21. I am satisfied that the judge erred in failing to consider the asylum claim and on that basis alone his decision did involve the making of an error of law. As no relevant findings were made this was clearly capable of affecting the outcome.
22. Further, it is unclear whether any findings regarding the situation that the Appellant faces on return to Sierra Leone were found and these, whilst not determinative of any findings pursuant to Article 8, were matters that would need to be taken into consideration for a proper lawful consideration of those issues. In addition, given the decision of the Court of Appeal in YM (Uganda) v SSHD [2014] EWCA Civ 1292 which was not before Judge Cope, it is clear that the new provisions of the Immigration Rules in effect from 28 July 2014 should have been applied to this case.

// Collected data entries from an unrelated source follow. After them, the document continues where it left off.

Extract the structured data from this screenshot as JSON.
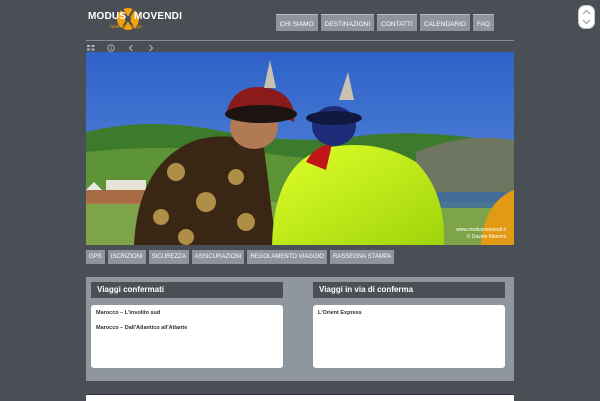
{
  "logo": {
    "word_left": "MODUS",
    "word_right": "MOVENDI",
    "tagline": "l'arte del viaggio"
  },
  "topnav": [
    {
      "label": "CHI SIAMO"
    },
    {
      "label": "DESTINAZIONI"
    },
    {
      "label": "CONTATTI"
    },
    {
      "label": "CALENDARIO"
    },
    {
      "label": "FAQ"
    }
  ],
  "controls": [
    "grid-icon",
    "info-icon",
    "prev-icon",
    "next-icon"
  ],
  "hero": {
    "credit_site": "www.modusmovendi.it",
    "credit_author": "© Davide Mancini"
  },
  "subnav": [
    {
      "label": "GPS"
    },
    {
      "label": "ISCRIZIONI"
    },
    {
      "label": "SICUREZZA"
    },
    {
      "label": "ASSICURAZIONI"
    },
    {
      "label": "REGOLAMENTO VIAGGIO"
    },
    {
      "label": "RASSEGNA STAMPA"
    }
  ],
  "confirmed": {
    "title": "Viaggi confermati",
    "trips": [
      "Marocco – L'insolito sud",
      "Marocco – Dall'Atlantico all'Atlante"
    ]
  },
  "pending": {
    "title": "Viaggi in via di conferma",
    "trips": [
      "L'Orient Express"
    ]
  },
  "colors": {
    "background": "#4a4f55",
    "button": "#8e959c",
    "accent": "#f2a20b",
    "panel": "#8f969c",
    "box_header": "#4b5057"
  }
}
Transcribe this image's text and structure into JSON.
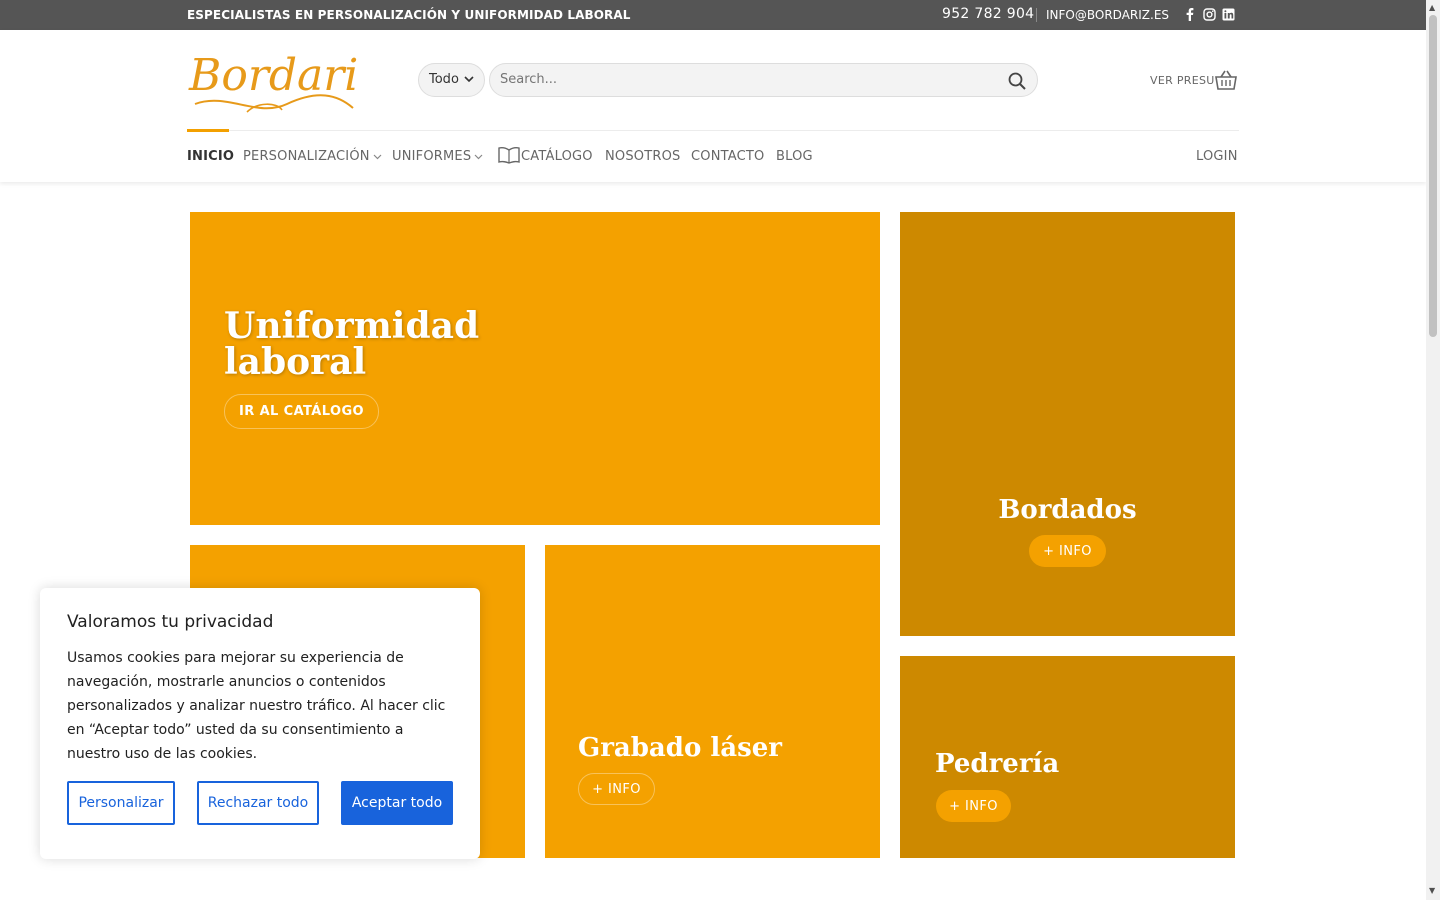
{
  "topbar": {
    "tagline": "ESPECIALISTAS EN PERSONALIZACIÓN Y UNIFORMIDAD LABORAL",
    "phone": "952 782 904",
    "email": "INFO@BORDARIZ.ES",
    "social": [
      "facebook-icon",
      "instagram-icon",
      "linkedin-icon"
    ]
  },
  "header": {
    "logo_text": "Bordariz",
    "category_select": "Todo",
    "search_placeholder": "Search...",
    "cart_label": "VER PRESU"
  },
  "nav": {
    "items": [
      {
        "label": "INICIO",
        "active": true
      },
      {
        "label": "PERSONALIZACIÓN",
        "dropdown": true
      },
      {
        "label": "UNIFORMES",
        "dropdown": true
      },
      {
        "label": "CATÁLOGO",
        "icon": "book-icon"
      },
      {
        "label": "NOSOTROS"
      },
      {
        "label": "CONTACTO"
      },
      {
        "label": "BLOG"
      }
    ],
    "login": "LOGIN"
  },
  "tiles": {
    "uniformidad": {
      "title_line1": "Uniformidad",
      "title_line2": "laboral",
      "button": "IR AL CATÁLOGO"
    },
    "bordados": {
      "title": "Bordados",
      "button": "+ INFO"
    },
    "grabado": {
      "title": "Grabado láser",
      "button": "+ INFO"
    },
    "pedreria": {
      "title": "Pedrería",
      "button": "+ INFO"
    }
  },
  "cookie": {
    "title": "Valoramos tu privacidad",
    "text": "Usamos cookies para mejorar su experiencia de navegación, mostrarle anuncios o contenidos personalizados y analizar nuestro tráfico. Al hacer clic en “Aceptar todo” usted da su consentimiento a nuestro uso de las cookies.",
    "customize": "Personalizar",
    "reject": "Rechazar todo",
    "accept": "Aceptar todo"
  },
  "colors": {
    "brand": "#f4a100",
    "brand_dark": "#cd8900",
    "cookie_blue": "#1863dc",
    "topbar": "#555555"
  }
}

23. Accordingly, for the reasons set out above I am satisfied that the decision of Judge Cope did involve the making of an error of law and it is set aside. I am satisfied that given the absence of any relevant findings pursuant to action to Article 3 and circumstances which the Appellant will find himself on return to Sierra Leone that it will be necessary for a substantial judicial fact finding exercise to be undertaken. It would in my view be artificial to preserve the findings in respect of Article 8 given that in particular the observations made in YM (Uganda). For that reason, I remit the matter to the First-tier. I make it clear that none of the findings of fact are preserved save for the finding that the Appellant has not rebutted the presumptions that he has been convicted of a particularly serious crime and constitutes a danger to the community.
Summary of Conclusion

1. The determination of First-tier Tribunal Judge Cope did involve the making of an error of law and I set it aside.

2. I remit the appeal to the First-tier Tribunal for a fresh findings of fact on all issues save for the finding that the Section 72 certificate has been upheld.